Ironically, because his aesthetics and storytelling voice are so unmistakable, he’s probably the easiest modern artist for AI to imitate – save perhaps Wes Anderson. Open ChatGPT and ask it to spit out ideas in the style of Lynch and you’ll get countless Twin Peaks facsimiles, perhaps with shades of Eraserhead or Mulholland Drive. Other apps can do the same for his visual sense and his sound design – which continued across his paintings, music and more.
But none of it will ever make a dent past the surface. Lynch can never be understood by an algorithm or left-brained thinking. He was a deeply intuitive artist. Read his interviews or his biographies and he’ll often say things to the effect of: “I don’t know why, I just did.” You get the sense that he wasn’t interested in answering questions even for himself – instead trusting that if they came from the right place within him, they spoke to a truth that was beyond description.

Buddhists call this “Buddha-nature”, the idea that true enlightenment has always been within us, it’s just a matter of accessing it. Regardless of whether you view this spiritually (Lynch personally connected with Hindu philosophy), there’s undoubtedly truth to it – the more we know ourselves, the better we can communicate with the world around us. Lynch was a master communicator, opening the minds of everyone who has engaged with his work – stirring up deep, sometimes distressing emotions that may take a lifetime to fully parse.
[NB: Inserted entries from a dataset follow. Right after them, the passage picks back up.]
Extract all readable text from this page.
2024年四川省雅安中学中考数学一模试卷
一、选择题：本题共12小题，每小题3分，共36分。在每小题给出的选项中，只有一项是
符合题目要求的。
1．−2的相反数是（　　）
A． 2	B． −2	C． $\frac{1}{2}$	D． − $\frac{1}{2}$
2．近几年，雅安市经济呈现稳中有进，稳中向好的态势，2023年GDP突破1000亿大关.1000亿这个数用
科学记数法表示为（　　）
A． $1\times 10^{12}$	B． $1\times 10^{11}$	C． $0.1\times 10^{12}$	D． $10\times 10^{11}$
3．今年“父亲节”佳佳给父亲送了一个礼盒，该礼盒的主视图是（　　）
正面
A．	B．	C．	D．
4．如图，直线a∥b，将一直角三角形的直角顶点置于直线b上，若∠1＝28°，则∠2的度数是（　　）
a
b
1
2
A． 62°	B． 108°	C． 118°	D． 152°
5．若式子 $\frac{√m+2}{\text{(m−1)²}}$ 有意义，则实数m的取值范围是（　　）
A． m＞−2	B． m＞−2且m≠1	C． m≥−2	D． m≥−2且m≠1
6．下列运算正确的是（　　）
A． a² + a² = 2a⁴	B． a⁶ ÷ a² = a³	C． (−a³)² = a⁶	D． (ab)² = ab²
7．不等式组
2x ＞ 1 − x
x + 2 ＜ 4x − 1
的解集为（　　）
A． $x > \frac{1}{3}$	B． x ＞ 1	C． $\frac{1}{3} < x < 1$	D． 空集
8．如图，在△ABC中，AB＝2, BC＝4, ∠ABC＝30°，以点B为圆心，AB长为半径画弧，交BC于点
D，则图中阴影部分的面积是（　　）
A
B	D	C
His work remains accessible and ageless because of its unmistakable humanity. With clarity of purpose, by connecting with his deep self and finding a way to bring it to the surface (which he called living "the art life"), he connected with us all – tapping into the field that unites us deep down, the ancestral soul in the subatomic.
That’s why, for artists, the best way to take influence from Lynch is not to try to know him better but to know thyself – the only wisdom he ever tried to preach to others. Real art is not in aesthetics, it’s in spirit. It’s embedded in humanity and cannot be soullessly generated, through AI or otherwise. Find the truth within you – though accept it may take longer than an anxious morning at the Chateau Marmont.
As Lynch told students at his alma mater the American Film Institute in a lecture late in life: “Tell the stories that are inside you. Each person has these stories that come along. Just stay true to those ideas and enjoy the doing of it.”
There will never be another David Lynch – nor should there be. But there are countless names that can rise to his heights if they follow the same path within.